Testicide will enable you to implement the ATDD (Acceptance Test Driven Development) methodologies while using it.
ATDD is a development methodology which follows these steps in the development process:
- Write a new acceptance test that fails
- Write the simplest code to implement that test and make it succeed
- Refactor the code and make it better
- Go to step 1 again
These steps is closely related to the TDD (Test Driven Development) methodology, the difference is that here you will write Acceptance tests instead of Unit tests at the beginning of the development cycle.
Acceptance tests are tests that are written from the users’ perspective to ensure that all his needs and predefined requirements are satisfied.
These tests are written in natural language with no coding involved to ensure that all stakeholders involved in the software development life cycle including the customers themselves will understand them.
These Acceptance tests are be written in the form of a Scenario composed of many steps. To better understand how to write an acceptance test, let’s take a look at this example:
Given I am on the Login page
When I enter “foo” as a username
And I enter “******” as a password
Then I should be redirected to my Dashboard page
This scenario is a simple Login scenario that ensures that the user whose username is “foo” and password is “******” can actually login to his own account which in this scenario means that he will see his dashboard page.
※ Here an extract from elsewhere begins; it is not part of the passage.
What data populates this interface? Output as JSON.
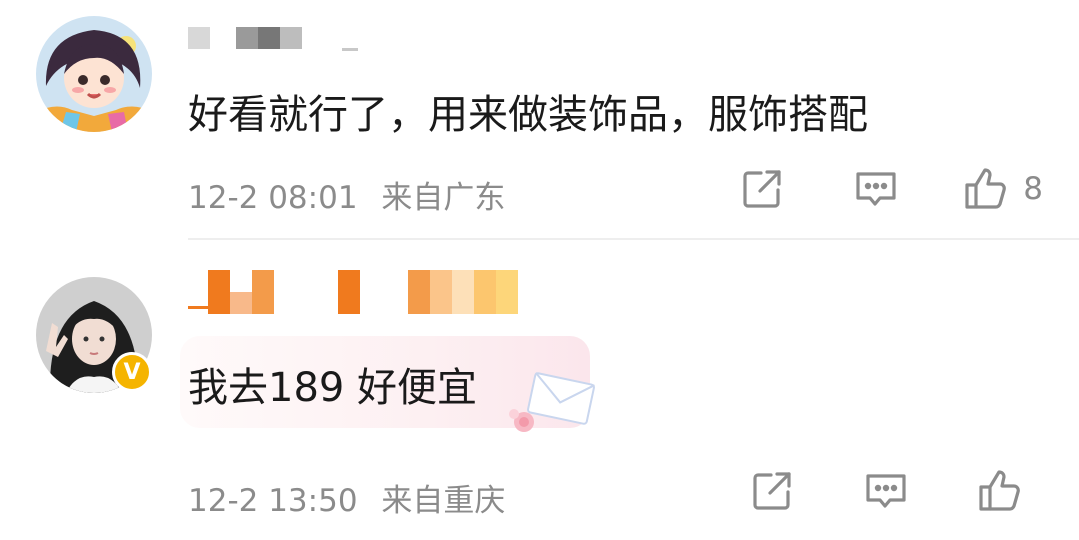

As you can see here, the scenario is written in pure natural language which explains itself and anyone who has no clue about programming can understand it directly.
Some people have put some rules to write these scenarios and called it Gherkin language.
Gherkin language is based on using three main words to write the steps of any scenario. These words are “Given”, “When” and “Then”.
The “Given” steps are used to put the system in a known condition (initializing the system to execute the required scenario).
The “When” steps describe the actions that the user will perform.
The “Then” steps describe the output that is expected to be seen.
In Testicide, you will be able to adopt the ATDD methodologies and your acceptance tests will follow the Gherkin language style.